A good past performance to someone without a good past performance. But let’s think a little further. Let’s assume that candidate “B” also has some positive performance. In fact, “B” has a character certificate proving that “B” has those good qualities for the past 2 years! Well, not bad, right? But “A” has been demonstrating those qualities for 20 years.
Who would you hire Presumably you would hire
Because they have demonstrated the behavior you are looking for more consistently than “B”, giving you more reason to expect to behave that way. Assuming “A” can change and “B” may improve, it’s all possible. But consistent past performance sets a standard for expected behavior.

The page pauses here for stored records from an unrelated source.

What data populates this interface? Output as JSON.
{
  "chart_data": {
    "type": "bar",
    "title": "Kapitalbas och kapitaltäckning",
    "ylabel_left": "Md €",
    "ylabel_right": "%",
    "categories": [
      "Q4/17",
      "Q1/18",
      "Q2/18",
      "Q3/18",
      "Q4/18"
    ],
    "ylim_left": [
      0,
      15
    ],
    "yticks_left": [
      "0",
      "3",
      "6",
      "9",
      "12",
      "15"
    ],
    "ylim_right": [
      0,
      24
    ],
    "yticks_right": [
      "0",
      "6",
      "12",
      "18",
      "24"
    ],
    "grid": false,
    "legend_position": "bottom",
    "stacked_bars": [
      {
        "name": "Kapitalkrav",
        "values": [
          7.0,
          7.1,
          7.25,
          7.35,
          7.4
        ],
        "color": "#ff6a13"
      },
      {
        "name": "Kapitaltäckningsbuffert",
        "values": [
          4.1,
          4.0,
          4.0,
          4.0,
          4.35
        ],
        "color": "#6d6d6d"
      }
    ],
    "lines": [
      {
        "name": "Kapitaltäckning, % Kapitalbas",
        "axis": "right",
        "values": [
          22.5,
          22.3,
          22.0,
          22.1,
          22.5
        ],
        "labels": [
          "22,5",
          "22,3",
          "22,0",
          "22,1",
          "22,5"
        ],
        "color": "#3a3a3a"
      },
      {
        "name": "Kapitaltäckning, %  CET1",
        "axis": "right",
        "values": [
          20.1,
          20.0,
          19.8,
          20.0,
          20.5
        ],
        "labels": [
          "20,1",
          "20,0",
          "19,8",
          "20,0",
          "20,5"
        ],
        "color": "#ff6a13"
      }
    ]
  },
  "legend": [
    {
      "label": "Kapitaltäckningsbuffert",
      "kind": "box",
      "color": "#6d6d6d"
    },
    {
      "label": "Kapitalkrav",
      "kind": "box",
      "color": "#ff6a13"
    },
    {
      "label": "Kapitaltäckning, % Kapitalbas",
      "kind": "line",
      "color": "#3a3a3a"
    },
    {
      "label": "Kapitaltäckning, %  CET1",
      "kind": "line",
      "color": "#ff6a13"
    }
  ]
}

The more often we see a certain pattern
the more we can assume that behavior is standard behavior. Once we establish a standard, we don’t just hope that behavior will continue, we expect that gcash phone number behavior to continue. So, what is the standard behavior for your investments? This is where the science of investing starts. Every fund in the TSP has a standard behavior! This is a metric that asset managers (including your TSP manager) study closely. It’s called standard deviation.
How standard deviation works
Every year, the TSP funds perform the same way. They go what is programmatic advertising? up or down (or stay the same). After each year, we measure how much they went up or down and express the change as a percentage (e.g., Fund C was up 16.07% in 2012). We then add that 1-year performance to the total 1-year historical performance of the fund.
So if Fund C has a 26-year history
we can add all the 1-year performances together and divide tg data by 26, and we’ll find the average 1-year performance – which happens to be 9.25%. Once we have calculated the 1-year average, we can investigate how often the fund performs exactly as it does. Guess what? The fund almost never performs exactly as it does! That’s the nature of averages. The fund will always perform better or worse than the average.